Summertime and the living’ is easy, or at least, spent in the garden. In my corner of the world my lot is wooded and a creek runs through it. I see my share of wild life and appreciate Pachamama for all her glorious gifts, gladly taking on the role of steward at this intersection of latitude and longitude on our planet. I know if one lives in nature, one often has to beat back nature. In all its fecund beauty, nature is programmed to multiply and grow. I head outside and start getting my yard into shape again. Yet my shamanic lifestyle and mindset does present challenges in the garden.
The way I approach my garden work is important. For example, weed-pulling. This task actually consists of killing plants. If I am really present in my gardening moments, I know that everything is alive, everything is vibration, so in order to make peace with the weeding part of yardening, I thank the plant for its service before I remove it from the earth. Of course, it goes back to the earth eventually when the yard bags are taken away, so I keep mindful that even though the plant has just as much a right to be here as I do, we are both a part of a circle of life and death.
In the past my always-in-a-hurry-self, exerting a great deal of energy and force on a plant, has attacked an overgrown bush with aggressive pruning-shear force, only to have the branches stubbornly refuse to yield to the cut, snap back or rudely poke me in the eye with a well-aimed branch tip. The times when I am cognizant of the living creature in front of me, and I approach it with the respectful question, “Where do you want it?” and then make my cut, it goes much smoother. For one I am not rushing to get through the pruning. I let myself be guided by the plant as to what needs to be cut and where. It feels a lot more interactive and cooperative, the “as within, so without” way, whereby I approach with respect and I am given respect.

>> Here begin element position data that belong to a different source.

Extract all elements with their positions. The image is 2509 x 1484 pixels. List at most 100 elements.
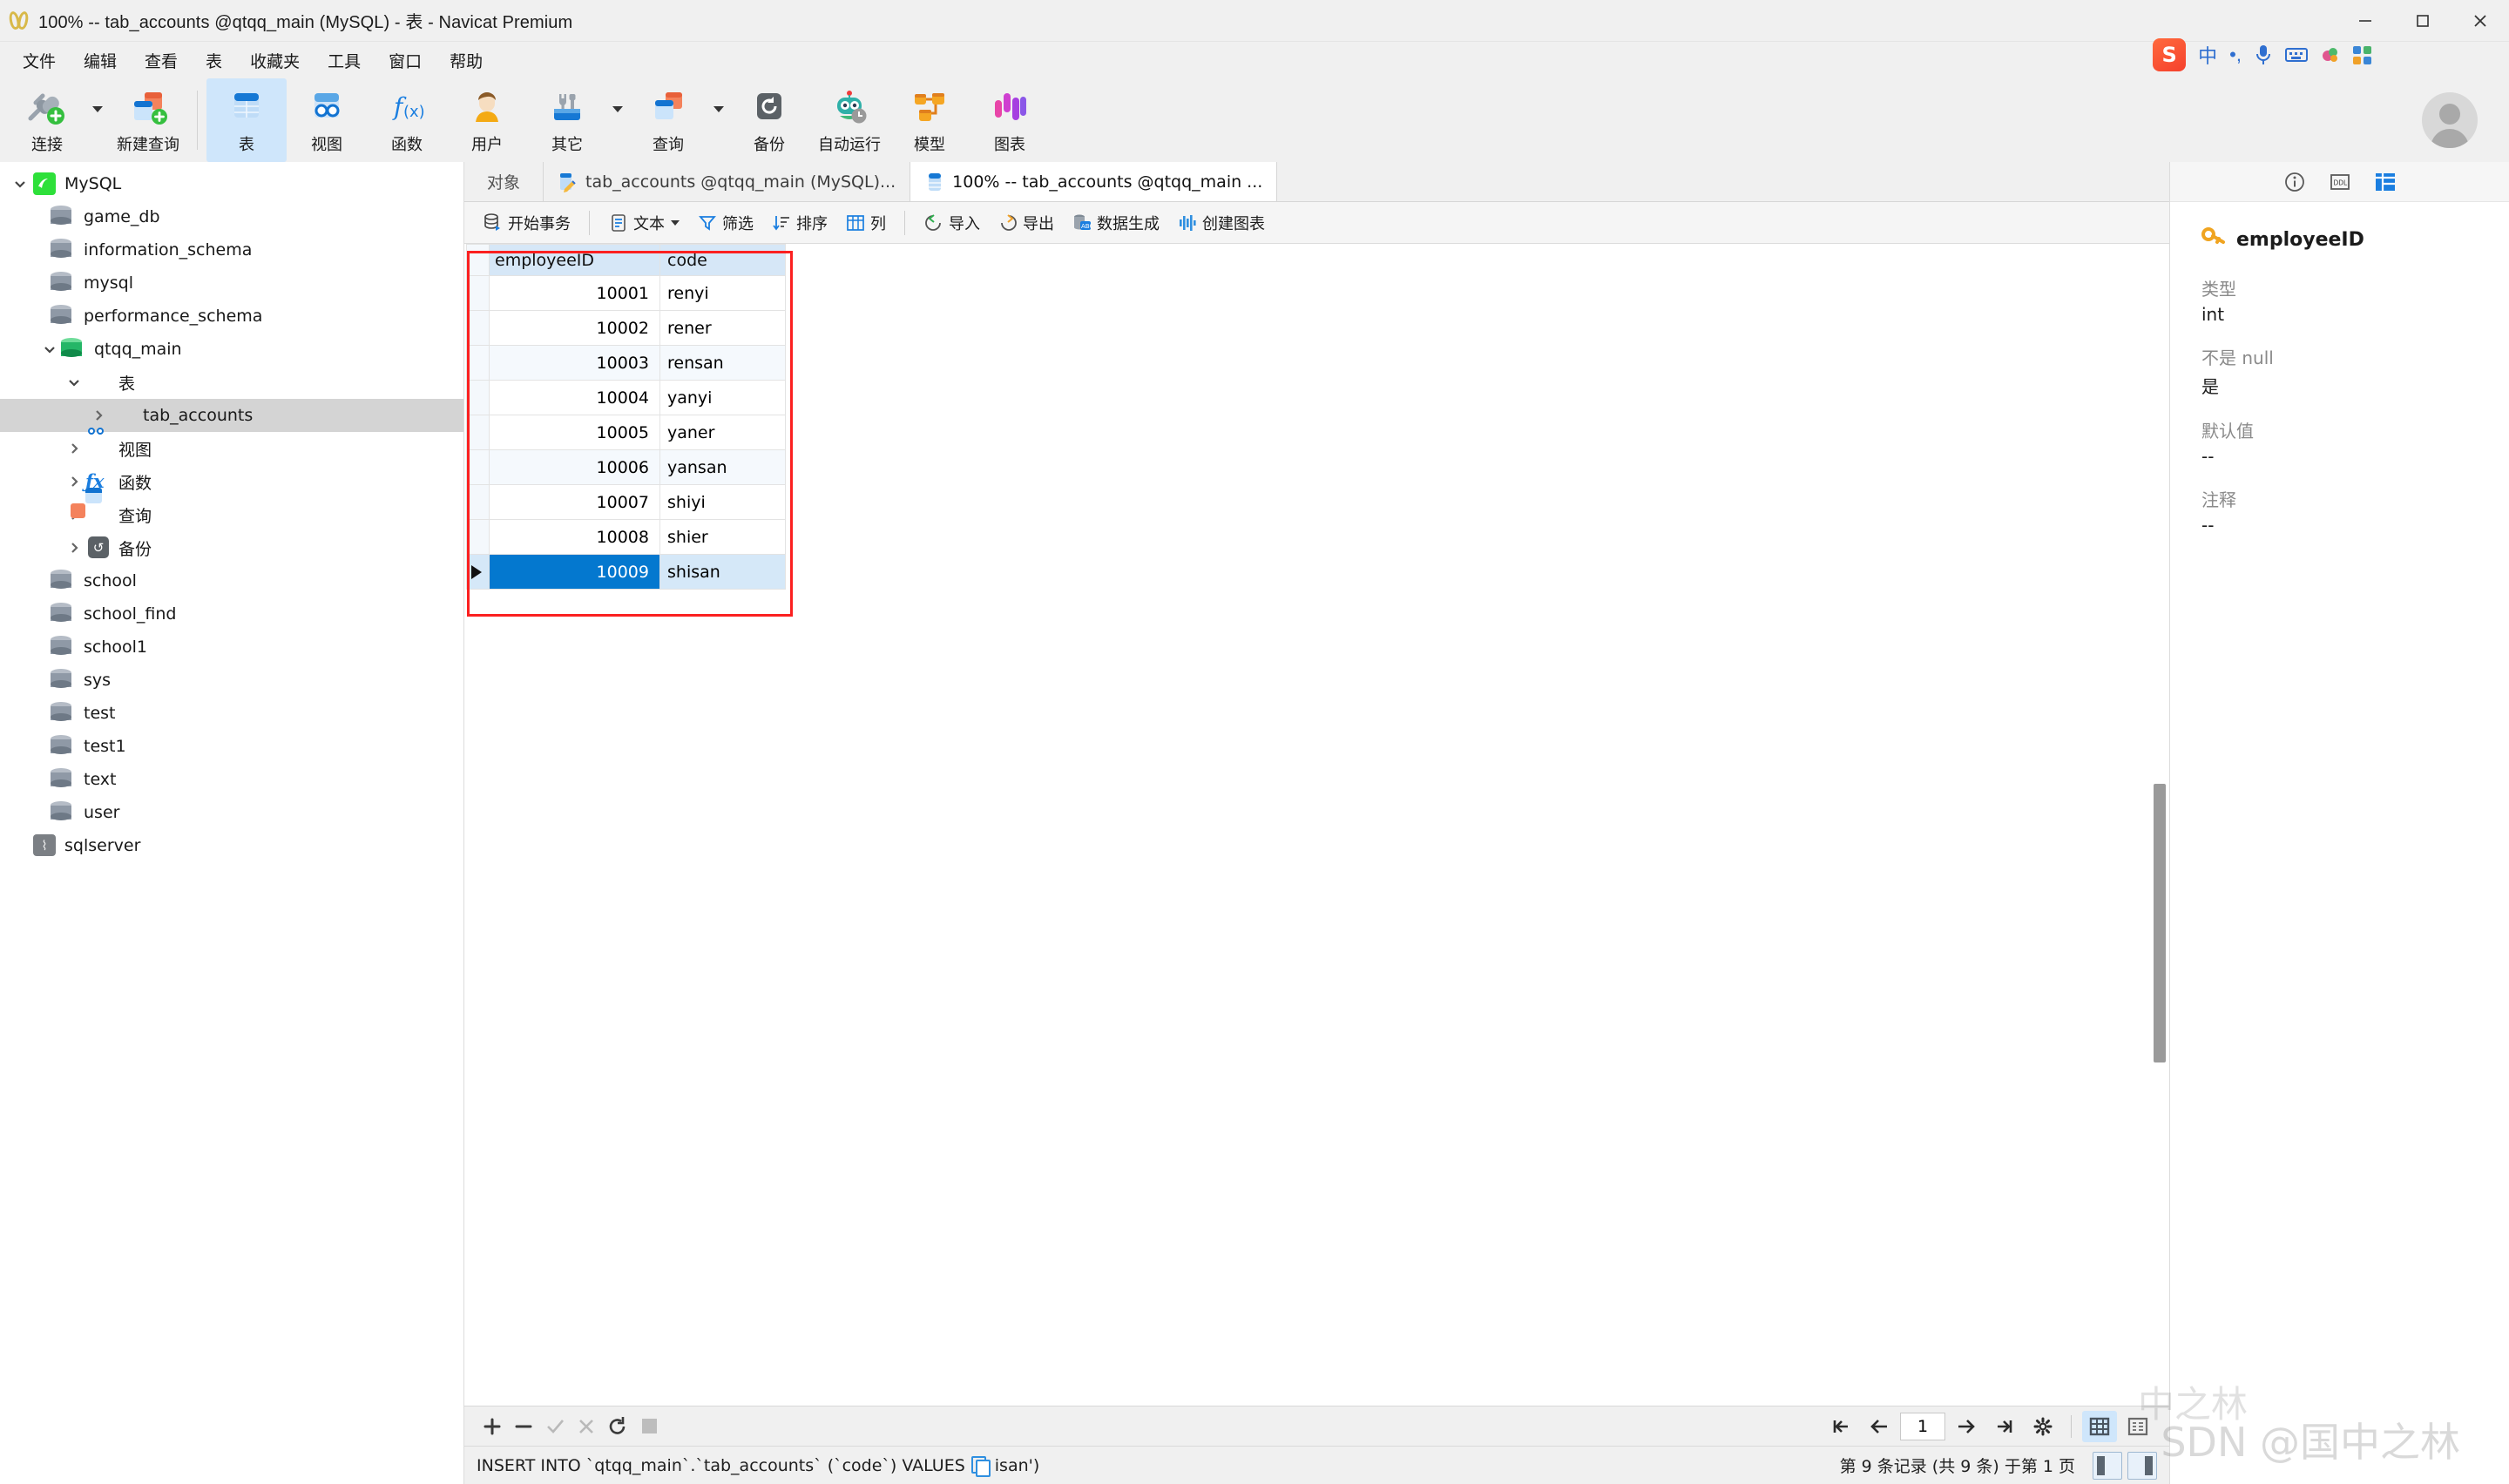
import-button[interactable]: 导入 [916,207,988,239]
cell-employeeid[interactable]: 10001 [489,275,660,311]
table-row[interactable]: 10005 yaner [466,415,786,450]
apply-change-icon[interactable] [539,1411,571,1442]
toggle-right-panel-icon[interactable] [2127,1451,2157,1480]
tree-node-qtqq-main[interactable]: qtqq_main [0,333,463,366]
cell-employeeid[interactable]: 10002 [489,310,660,346]
other-dropdown-caret-icon[interactable] [607,78,628,162]
tab-table-data[interactable]: 100% -- tab_accounts @qtqq_main ... [910,162,1278,201]
menu-edit[interactable]: 编辑 [70,44,131,78]
cell-code[interactable]: yansan [659,449,786,485]
cell-code[interactable]: renyi [659,275,786,311]
row-marker[interactable] [466,449,490,485]
chevron-down-icon[interactable] [63,375,85,389]
tree-node-school[interactable]: school [0,564,463,597]
row-marker-current[interactable] [466,554,490,590]
toolbar-view[interactable]: 视图 [287,78,367,162]
toolbar-model[interactable]: 模型 [889,78,970,162]
chevron-down-icon[interactable] [38,342,61,356]
tree-node-test1[interactable]: test1 [0,730,463,763]
tab-table-design[interactable]: tab_accounts @qtqq_main (MySQL)... [544,162,911,201]
cell-employeeid[interactable]: 10003 [489,345,660,381]
query-dropdown-caret-icon[interactable] [708,78,729,162]
cell-code[interactable]: shier [659,519,786,555]
field-structure-icon[interactable] [2370,168,2400,196]
table-row[interactable]: 10003 rensan [466,345,786,381]
toolbar-user[interactable]: 用户 [447,78,527,162]
tree-node-game-db[interactable]: game_db [0,200,463,233]
chevron-down-icon[interactable] [9,177,31,191]
data-grid[interactable]: employeeID code 10001 renyi 10002 rener … [466,244,786,590]
cell-employeeid[interactable]: 10005 [489,415,660,450]
tree-node-functions-folder[interactable]: ƒx 函数 [0,465,463,498]
cell-code[interactable]: rener [659,310,786,346]
close-button[interactable] [2452,0,2509,42]
row-marker[interactable] [466,519,490,555]
ime-punctuation-toggle[interactable]: •, [2229,44,2242,66]
first-page-icon[interactable] [1823,1411,1858,1442]
user-avatar[interactable] [2422,92,2478,148]
object-tree-sidebar[interactable]: MySQL game_db information_schema mysql p… [0,162,464,1484]
toolbar-connection[interactable]: 连接 [7,78,87,162]
toolbar-table[interactable]: 表 [206,78,287,162]
data-generation-button[interactable]: ABC 数据生成 [1064,207,1167,239]
ddl-icon[interactable]: DDL [2325,168,2355,196]
export-button[interactable]: 导出 [990,207,1062,239]
table-row[interactable]: 10004 yanyi [466,380,786,415]
chevron-right-icon[interactable] [87,408,110,422]
row-marker[interactable] [466,415,490,450]
columns-button[interactable]: 列 [837,207,894,239]
menu-help[interactable]: 帮助 [436,44,497,78]
stop-icon[interactable] [633,1411,665,1442]
tree-node-sys[interactable]: sys [0,664,463,697]
copy-icon[interactable] [970,1456,991,1477]
row-marker[interactable] [466,484,490,520]
cell-employeeid[interactable]: 10008 [489,519,660,555]
table-row[interactable]: 10008 shier [466,519,786,555]
skin-icon[interactable] [2320,44,2341,65]
maximize-button[interactable] [2394,0,2452,42]
refresh-icon[interactable] [602,1411,633,1442]
grid-vertical-scrollbar[interactable] [2154,784,2166,1062]
menu-favorites[interactable]: 收藏夹 [236,44,314,78]
grid-settings-icon[interactable] [2025,1411,2060,1442]
create-chart-button[interactable]: 创建图表 [1169,207,1273,239]
toolbar-new-query[interactable]: 新建查询 [108,78,188,162]
last-page-icon[interactable] [1987,1411,2022,1442]
tree-node-school1[interactable]: school1 [0,631,463,664]
previous-page-icon[interactable] [1862,1411,1897,1442]
table-row[interactable]: 10001 renyi [466,275,786,311]
row-marker[interactable] [466,275,490,311]
cell-code[interactable]: shisan [659,554,786,590]
cell-employeeid[interactable]: 10007 [489,484,660,520]
tree-node-mysql-db[interactable]: mysql [0,266,463,300]
connection-dropdown-caret-icon[interactable] [87,78,108,162]
filter-button[interactable]: 筛选 [689,207,761,239]
tree-node-tab-accounts[interactable]: tab_accounts [0,399,463,432]
ime-language-mode[interactable]: 中 [2198,41,2217,69]
column-header-code[interactable]: code [659,244,786,276]
tree-node-information-schema[interactable]: information_schema [0,233,463,266]
cell-employeeid[interactable]: 10004 [489,380,660,415]
chevron-right-icon[interactable] [63,475,85,489]
cell-code[interactable]: rensan [659,345,786,381]
row-marker[interactable] [466,380,490,415]
microphone-icon[interactable] [2254,44,2273,66]
tree-node-school-find[interactable]: school_find [0,597,463,631]
table-row[interactable]: 10007 shiyi [466,484,786,520]
toolbar-automation[interactable]: 自动运行 [809,78,889,162]
tab-objects[interactable]: 对象 [464,162,544,201]
delete-record-icon[interactable] [508,1411,539,1442]
page-number-input[interactable]: 1 [1900,1412,1945,1440]
menu-view[interactable]: 查看 [131,44,192,78]
info-icon[interactable] [2280,168,2309,196]
chevron-right-icon[interactable] [63,442,85,455]
chevron-down-icon[interactable] [671,219,680,226]
keyboard-icon[interactable] [2285,46,2308,64]
sogou-ime-logo-icon[interactable]: S [2153,38,2187,71]
data-grid-area[interactable]: employeeID code 10001 renyi 10002 rener … [464,244,2169,1406]
tree-node-mysql[interactable]: MySQL [0,167,463,200]
menu-window[interactable]: 窗口 [375,44,436,78]
table-row-selected[interactable]: 10009 shisan [466,554,786,590]
cell-code[interactable]: yaner [659,415,786,450]
sort-button[interactable]: 排序 [763,207,835,239]
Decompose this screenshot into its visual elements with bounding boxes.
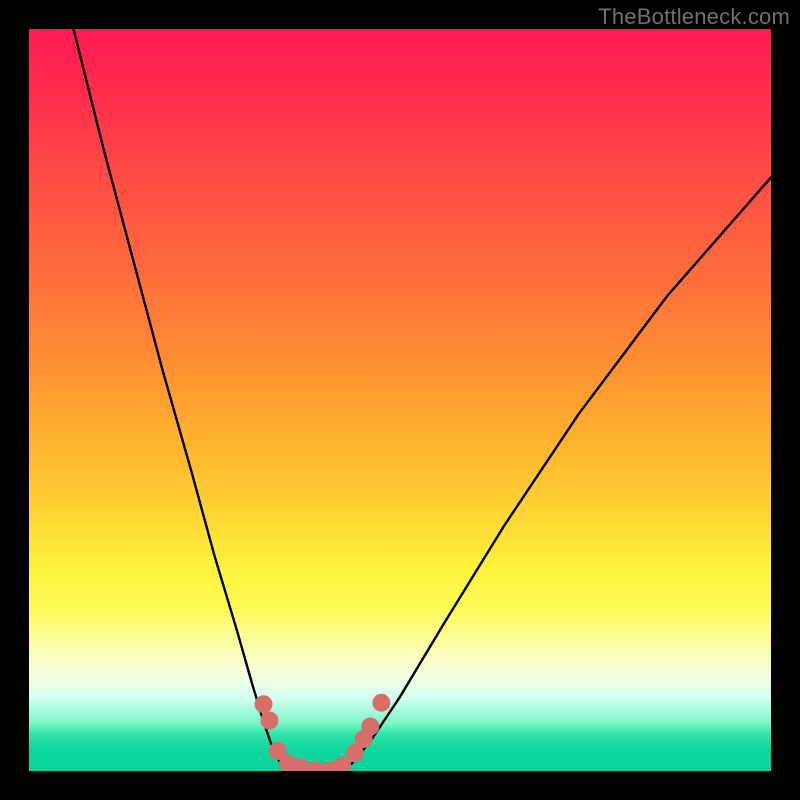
highlight-dot: [372, 694, 390, 712]
bottleneck-curve: [74, 29, 772, 771]
series-curve: [74, 29, 772, 771]
highlight-dot: [255, 695, 273, 713]
chart-svg: [29, 29, 771, 771]
highlight-dots: [255, 694, 391, 771]
highlight-dot: [361, 718, 379, 736]
watermark-text: TheBottleneck.com: [598, 4, 790, 30]
highlight-dot: [260, 712, 278, 730]
chart-plot-area: [29, 29, 771, 771]
chart-frame: TheBottleneck.com: [0, 0, 800, 800]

I think about this teaching frequently when in the garden. It’s true in weed pulling too. Think thistles, milk weed and young trees. The taller the weed, the deeper its roots. What is manifested in the upper realm is manifested in the lower.
Although it may seem peaceful and serene, there’s a lot going on here in my piece of paradise, unseen and unheard. The mother trees are supporting baby seedlings, sending them nutrients in silent communication. In some cases, two mature trees maybe be sending each other nutrients in symbiotic relationship. Groundcovers, pushy and invasive, spread like green edged tsunami waves washing into beds where no ground cover has gone before. One TV program showed where certain plants emitted some kind of repugnant chemical or odor to keep other plants away from it so it could have more nutrients or territory or both. In some cases, it was deliberately planted to act as a natural border to invasives. Oh, yes. There’s a lot going on out there.
Which brings me to another dilemma…whether to use a chemical weed killer, you know the one I mean. Using it is an easy, quick solution to control unwanted plants. Yet, this type of floricide is hard to accept and rationalize in my shamanic mindset. Not only does the application kill the plant, it could damage all the critters who live on, in, over or under it, the animals which eat it, and the person spraying as well. With the story of Rachel Carson’s Silent Spring forever etched in my heart, I have to wonder if we aren’t killing the earth a little bit with every application, and with it, ourselves. We are all connected.
I have a particular problem with a certain plant now called a horsetail weed. I respect it. It’s been around since prehistoric times, so it knows how to adapt and survive. It spreads by spores in the early spring and then by a creeping root system. I tried cutting, burning and smothering it. Research tells me what it appears not to like is enriched, healthy soil. My local county extension service claims over a 5 year period, if the soil is enriched, it will go away on its own. Hmmmm. Perhaps Horsetail is the junk food junkie of the plant world craving nutritionless soil.
I keep a little bit of cornmeal with my tools. At the end of a gardening day, I perform an easy ritual of gratitude. Taking some of the golden grains, I gently sprinkle a bit over the dark soil. I whisper a prayer of thanksgiving for all of creation and hope my actions that day are acceptable in the Sight of Creation. And so it is.